Danielle: It is my full time job. I’m head writer of a kids show, main writer on a big Sky sitcom, I’m writing a film and I’ve got 4 things in development ranging from silly sitcom to humourless drama. The process is collaborative and writing to a brief, which is completely different from writing for yourself. You get loads of notes which you need to action (or disagree with depending on how good they are). Stand-up written down always looks terrible.
CTW: What would you say has been the highlight of your career so far?
Danielle: Staging my musical Gutted with a 24 piece orchestra.
CTW: And conversely, what’s been the worst thing?
Danielle: Being dumped halfway through the fringe in 2012 by my agent Hannah Layton. She only took two acts up, me and 4 Loose Screws. And she backed them! Who the fuck are they? She almost ruined Colin Hoult’s career too and he’s much much funnier than me. I think she is senior manager of a motorway Marks and Spencer now. The one on the M6?

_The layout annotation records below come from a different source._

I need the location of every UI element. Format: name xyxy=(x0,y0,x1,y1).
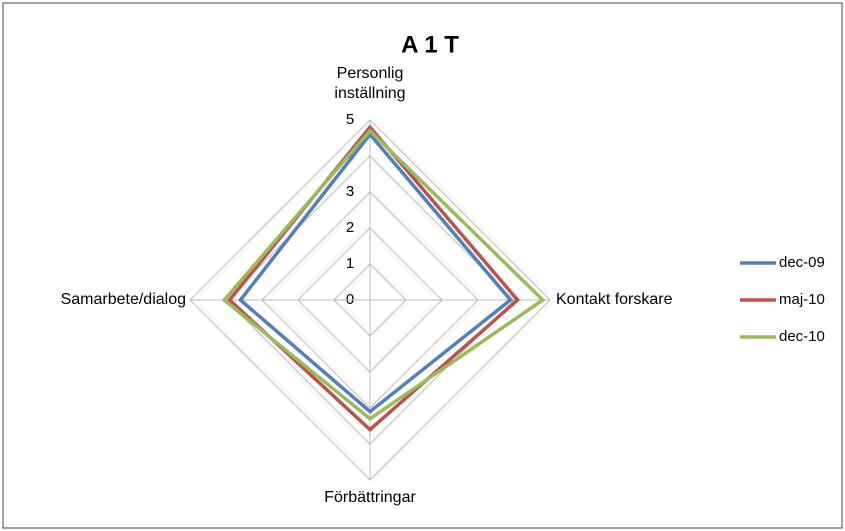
r-tick-label: 2 xyxy=(346,219,354,236)
legend-label: dec-10 xyxy=(779,328,825,345)
r-tick-label: 0 xyxy=(346,291,354,308)
series-line xyxy=(221,128,546,421)
legend-label: maj-10 xyxy=(779,291,825,308)
series-line xyxy=(227,124,521,432)
category-label: Förbättringar xyxy=(324,489,416,506)
r-tick-label: 1 xyxy=(346,255,354,272)
category-label: Samarbete/dialog xyxy=(60,291,186,308)
category-label: Kontakt forskare xyxy=(556,291,673,308)
r-tick-label: 3 xyxy=(346,183,354,200)
chart-title: A 1 T xyxy=(401,31,459,58)
legend-label: dec-09 xyxy=(779,254,825,271)
category-label: Personlig inställning xyxy=(334,65,406,102)
r-tick-label: 5 xyxy=(346,111,354,128)
series-line xyxy=(237,131,513,414)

CTW: If money were no object, what would you like to create?
Danielle: Probably the 3rd part of my ‘women in wedding dresses’ musical trilogy. It’s set in an asylum. But money would have to be no object. I’d rather get the rendering on the front of my house done.
CTW: What would you like to see change about the current comedy scene?
Danielle: I’m not part of it so I don’t really think it’s my place to comment.
CTW: Apart from stand up, podcasting, acting and script writing is there anything else you’d like to do in the comedy world?
Danielle: No. I have conquered this world (ha ha lolz). I’m moving into drama. All the best TV being made is drama (Notable exception being It’s Always Sunny… and Bojack Horseman).
CTW: Can you tell us what your plans are for the future?
Danielle: I want to be Sally Wainwright or Abi Morgan. Or Vince Gilligan. Or Ryan Murphy. I have new heroes.
CTW: And finally, if you could interview yourself, what question would you most like to ask? And what would the answer be?
Danielle: What do your family think of your career? Could not give less of a fuck. Seriously. They barely acknowledge it. Probably the sort of thing I should see a therapist about.